Here's the pattern I'm thinking:
Initial Full Sync:
Before fetching any data at all, I record a start_time timestamp. I then perform a full sync using the standard REST APIs to pull all existing records.
I record the timestamp before any requests to catch anything that may have changed during the full sync.
First incremental sync or recovery from timestamp (no cursor):
I start the first incremental sync using either last_recovery_time or start_time, and loop through the results until end_of_stream.
If no records are returned: I can retry using last_recovery_time or start_time (the API doesn’t return a cursor in this case).
If there’s an error: I can retry from the same timestamp.

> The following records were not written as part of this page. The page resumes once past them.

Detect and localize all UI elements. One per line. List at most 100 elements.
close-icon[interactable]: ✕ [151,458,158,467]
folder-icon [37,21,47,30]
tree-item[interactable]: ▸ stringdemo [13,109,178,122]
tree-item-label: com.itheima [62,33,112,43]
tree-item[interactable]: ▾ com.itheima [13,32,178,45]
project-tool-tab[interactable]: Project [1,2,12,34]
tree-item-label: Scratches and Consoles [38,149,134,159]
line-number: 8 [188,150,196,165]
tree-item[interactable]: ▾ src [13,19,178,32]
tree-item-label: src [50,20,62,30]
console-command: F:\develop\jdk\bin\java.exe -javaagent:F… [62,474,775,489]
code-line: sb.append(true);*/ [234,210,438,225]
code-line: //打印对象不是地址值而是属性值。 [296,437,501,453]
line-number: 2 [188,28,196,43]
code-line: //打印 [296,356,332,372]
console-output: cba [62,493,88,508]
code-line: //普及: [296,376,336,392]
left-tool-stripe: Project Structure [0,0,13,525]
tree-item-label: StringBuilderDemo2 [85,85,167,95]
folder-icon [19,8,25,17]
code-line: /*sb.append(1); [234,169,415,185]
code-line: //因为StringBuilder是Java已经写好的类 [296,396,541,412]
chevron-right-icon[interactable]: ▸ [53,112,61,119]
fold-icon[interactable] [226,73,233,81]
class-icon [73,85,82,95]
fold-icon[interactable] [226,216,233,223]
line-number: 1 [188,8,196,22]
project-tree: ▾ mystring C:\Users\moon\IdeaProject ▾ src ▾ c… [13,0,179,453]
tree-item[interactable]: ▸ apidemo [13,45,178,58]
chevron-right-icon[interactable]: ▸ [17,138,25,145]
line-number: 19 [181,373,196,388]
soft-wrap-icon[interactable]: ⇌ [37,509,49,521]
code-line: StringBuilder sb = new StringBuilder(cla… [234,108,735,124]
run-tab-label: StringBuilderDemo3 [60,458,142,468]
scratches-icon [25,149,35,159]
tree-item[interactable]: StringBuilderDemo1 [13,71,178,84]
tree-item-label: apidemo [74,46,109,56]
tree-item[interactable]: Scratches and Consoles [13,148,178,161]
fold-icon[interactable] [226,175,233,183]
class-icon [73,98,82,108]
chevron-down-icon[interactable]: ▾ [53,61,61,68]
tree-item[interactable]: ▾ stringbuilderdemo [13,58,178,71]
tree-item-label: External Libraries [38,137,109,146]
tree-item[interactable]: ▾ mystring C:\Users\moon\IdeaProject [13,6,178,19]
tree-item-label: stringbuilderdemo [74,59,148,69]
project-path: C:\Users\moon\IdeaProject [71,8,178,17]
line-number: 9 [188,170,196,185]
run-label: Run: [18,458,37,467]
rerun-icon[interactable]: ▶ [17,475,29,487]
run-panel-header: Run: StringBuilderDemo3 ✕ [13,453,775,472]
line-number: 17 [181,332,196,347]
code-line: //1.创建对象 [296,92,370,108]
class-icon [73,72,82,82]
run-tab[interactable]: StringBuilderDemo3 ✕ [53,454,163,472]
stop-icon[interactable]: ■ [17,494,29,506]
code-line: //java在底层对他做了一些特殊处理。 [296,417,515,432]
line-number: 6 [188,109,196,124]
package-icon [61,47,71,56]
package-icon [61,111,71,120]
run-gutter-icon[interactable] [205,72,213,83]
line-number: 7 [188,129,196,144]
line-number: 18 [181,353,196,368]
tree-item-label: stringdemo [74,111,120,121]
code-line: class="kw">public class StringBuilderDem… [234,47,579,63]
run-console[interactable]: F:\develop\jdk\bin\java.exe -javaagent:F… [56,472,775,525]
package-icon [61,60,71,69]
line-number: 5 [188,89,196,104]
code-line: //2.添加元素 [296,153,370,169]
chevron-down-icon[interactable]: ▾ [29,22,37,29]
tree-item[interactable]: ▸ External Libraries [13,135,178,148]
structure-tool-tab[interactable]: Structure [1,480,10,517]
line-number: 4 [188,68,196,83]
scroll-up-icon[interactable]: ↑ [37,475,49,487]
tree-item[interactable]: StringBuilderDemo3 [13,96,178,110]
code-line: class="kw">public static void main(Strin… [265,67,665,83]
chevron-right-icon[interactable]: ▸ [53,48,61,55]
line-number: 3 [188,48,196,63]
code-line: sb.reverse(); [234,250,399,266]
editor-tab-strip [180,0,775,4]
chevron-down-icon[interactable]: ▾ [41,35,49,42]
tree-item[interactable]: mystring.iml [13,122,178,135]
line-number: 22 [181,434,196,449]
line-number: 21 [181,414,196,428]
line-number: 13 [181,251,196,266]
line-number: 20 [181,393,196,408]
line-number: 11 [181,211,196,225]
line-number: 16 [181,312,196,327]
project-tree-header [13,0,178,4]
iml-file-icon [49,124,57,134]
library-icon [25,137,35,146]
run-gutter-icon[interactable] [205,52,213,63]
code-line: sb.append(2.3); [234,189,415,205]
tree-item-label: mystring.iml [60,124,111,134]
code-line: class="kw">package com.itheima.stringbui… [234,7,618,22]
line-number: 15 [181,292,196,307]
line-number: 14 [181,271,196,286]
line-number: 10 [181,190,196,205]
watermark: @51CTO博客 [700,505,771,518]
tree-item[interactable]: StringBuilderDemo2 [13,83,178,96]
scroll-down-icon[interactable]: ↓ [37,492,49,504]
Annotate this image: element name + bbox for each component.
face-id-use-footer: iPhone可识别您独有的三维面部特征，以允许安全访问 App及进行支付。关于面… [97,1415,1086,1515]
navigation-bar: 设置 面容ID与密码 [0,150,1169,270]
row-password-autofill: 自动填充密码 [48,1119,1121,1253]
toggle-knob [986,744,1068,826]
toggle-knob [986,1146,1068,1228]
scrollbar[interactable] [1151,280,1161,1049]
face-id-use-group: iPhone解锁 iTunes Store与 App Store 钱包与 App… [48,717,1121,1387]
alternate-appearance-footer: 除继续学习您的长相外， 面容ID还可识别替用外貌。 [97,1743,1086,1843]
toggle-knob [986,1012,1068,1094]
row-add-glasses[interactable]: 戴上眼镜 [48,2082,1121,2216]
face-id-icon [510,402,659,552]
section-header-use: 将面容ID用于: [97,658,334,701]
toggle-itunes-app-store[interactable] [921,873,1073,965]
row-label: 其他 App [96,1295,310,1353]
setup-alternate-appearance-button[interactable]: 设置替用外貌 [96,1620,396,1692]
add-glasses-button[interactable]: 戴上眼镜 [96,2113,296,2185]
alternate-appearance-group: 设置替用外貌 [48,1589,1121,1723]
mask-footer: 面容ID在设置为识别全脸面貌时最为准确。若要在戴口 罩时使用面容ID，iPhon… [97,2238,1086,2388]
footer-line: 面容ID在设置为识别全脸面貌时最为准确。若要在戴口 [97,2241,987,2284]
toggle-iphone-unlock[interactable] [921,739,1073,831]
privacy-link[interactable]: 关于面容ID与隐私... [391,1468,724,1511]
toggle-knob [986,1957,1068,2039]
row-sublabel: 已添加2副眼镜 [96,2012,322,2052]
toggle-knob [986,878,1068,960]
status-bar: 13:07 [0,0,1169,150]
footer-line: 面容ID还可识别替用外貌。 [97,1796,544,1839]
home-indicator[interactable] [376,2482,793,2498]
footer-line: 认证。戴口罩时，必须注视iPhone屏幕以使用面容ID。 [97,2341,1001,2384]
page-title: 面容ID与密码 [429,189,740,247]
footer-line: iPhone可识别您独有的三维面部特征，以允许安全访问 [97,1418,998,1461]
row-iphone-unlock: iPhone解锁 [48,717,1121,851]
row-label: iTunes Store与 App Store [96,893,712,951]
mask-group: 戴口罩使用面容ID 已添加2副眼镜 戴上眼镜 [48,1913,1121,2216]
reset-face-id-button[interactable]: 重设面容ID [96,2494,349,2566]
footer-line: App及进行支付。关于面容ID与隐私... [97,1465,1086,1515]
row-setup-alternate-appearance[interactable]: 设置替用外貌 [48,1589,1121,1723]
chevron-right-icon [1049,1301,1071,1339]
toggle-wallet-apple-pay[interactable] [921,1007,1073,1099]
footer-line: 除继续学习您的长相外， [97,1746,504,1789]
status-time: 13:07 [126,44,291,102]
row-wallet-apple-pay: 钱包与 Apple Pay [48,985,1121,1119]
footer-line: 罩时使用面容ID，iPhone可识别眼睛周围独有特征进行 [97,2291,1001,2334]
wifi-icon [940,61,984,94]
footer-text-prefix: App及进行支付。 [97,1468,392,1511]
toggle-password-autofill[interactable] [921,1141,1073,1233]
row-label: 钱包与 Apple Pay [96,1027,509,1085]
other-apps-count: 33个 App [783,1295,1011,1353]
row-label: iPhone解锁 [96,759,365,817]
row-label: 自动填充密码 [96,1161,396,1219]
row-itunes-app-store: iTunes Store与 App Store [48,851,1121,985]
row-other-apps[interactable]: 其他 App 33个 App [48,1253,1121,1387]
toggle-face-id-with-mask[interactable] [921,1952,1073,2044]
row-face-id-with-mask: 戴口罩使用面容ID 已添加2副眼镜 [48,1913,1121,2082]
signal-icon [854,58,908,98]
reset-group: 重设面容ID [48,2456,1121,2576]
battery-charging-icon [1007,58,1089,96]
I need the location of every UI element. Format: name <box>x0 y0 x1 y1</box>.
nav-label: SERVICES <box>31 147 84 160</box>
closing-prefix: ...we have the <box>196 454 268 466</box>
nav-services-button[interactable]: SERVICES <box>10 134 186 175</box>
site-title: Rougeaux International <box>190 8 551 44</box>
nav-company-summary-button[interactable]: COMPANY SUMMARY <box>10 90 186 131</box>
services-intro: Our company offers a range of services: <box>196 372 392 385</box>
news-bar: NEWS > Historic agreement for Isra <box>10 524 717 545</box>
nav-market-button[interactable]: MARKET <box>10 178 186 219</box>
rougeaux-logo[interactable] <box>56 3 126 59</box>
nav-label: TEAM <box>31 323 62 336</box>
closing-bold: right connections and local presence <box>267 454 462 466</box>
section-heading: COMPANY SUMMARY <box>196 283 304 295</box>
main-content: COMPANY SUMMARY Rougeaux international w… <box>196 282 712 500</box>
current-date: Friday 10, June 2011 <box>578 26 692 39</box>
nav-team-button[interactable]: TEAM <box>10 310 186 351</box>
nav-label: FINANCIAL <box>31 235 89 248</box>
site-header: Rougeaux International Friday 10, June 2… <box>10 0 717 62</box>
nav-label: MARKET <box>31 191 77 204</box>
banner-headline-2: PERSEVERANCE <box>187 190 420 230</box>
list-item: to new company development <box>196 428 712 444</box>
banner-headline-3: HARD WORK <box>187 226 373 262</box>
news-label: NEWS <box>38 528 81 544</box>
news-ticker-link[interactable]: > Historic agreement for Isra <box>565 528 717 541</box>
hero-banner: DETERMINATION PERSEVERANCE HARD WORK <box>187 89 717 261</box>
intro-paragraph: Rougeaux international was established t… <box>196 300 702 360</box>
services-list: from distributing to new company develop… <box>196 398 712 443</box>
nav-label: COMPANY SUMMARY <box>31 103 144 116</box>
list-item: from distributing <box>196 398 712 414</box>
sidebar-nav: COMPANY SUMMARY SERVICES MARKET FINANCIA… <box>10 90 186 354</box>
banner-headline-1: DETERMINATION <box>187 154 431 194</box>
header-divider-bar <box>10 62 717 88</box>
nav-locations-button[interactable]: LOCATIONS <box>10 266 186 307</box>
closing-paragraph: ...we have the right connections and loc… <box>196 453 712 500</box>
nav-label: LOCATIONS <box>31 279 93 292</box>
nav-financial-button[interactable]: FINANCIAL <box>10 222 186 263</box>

If successful: I store the after_cursor and record a valid_recovery_time just before the successful end_of_stream response.
With cursor:
I use the stored cursor to continue syncing until end_of_stream.
On failure: I discard the cursor and can fall back to valid_recovery_time, or start_time if no recovery time is available.
On success: I store the new after_cursor and record a valid_recovery_time just before the successful end_of_stream response.
I will probably buffer a few extra minutes into the timestamps especially in the case of an error recovery.
Is this a correct way to recover? Are there any pitfalls or edge cases I should be aware of?
Thanks!
It does sound like you have solid understanding of the Incremental Exports API with cursor based pagination.
However, we do not recommend continuously syncing with the incremental exports API. The intended behavior is: initial request made, all data from start time to one minute from request time is grabbed, then export that data accordingly. Then periodically or when needed, make a call for more data.
Full process: Make the initial call with start_time > receive first page with 1000 results > record after_cursor value > check returned end_stream_value > if false make call with cursor/if true end loop and return
As for error handling, there also isn't a way to buffer necessarily meaning if the start_time you provide is 10/13/22 10:03:00AM and you're making that call on 4/7/25 11:06:32AM but an update was made at 11:06:00AM, you will not get that update. For both tickets and ticket events, no updates within one minute of request time will be returned. This behavior is intentional just to prevent race conditions.
If there is an issue when exporting I would recommend just using the last after cursor value. Otherwise, as you said you will have to look at the data you have successfully exported, record the time value of the last result received, then make an entirely new initial request with that as your start_time.
If you're really worried about having an issue in the middle of that 1000 results per page, you could also change how many results you receive per page. 1000 is just the default and max.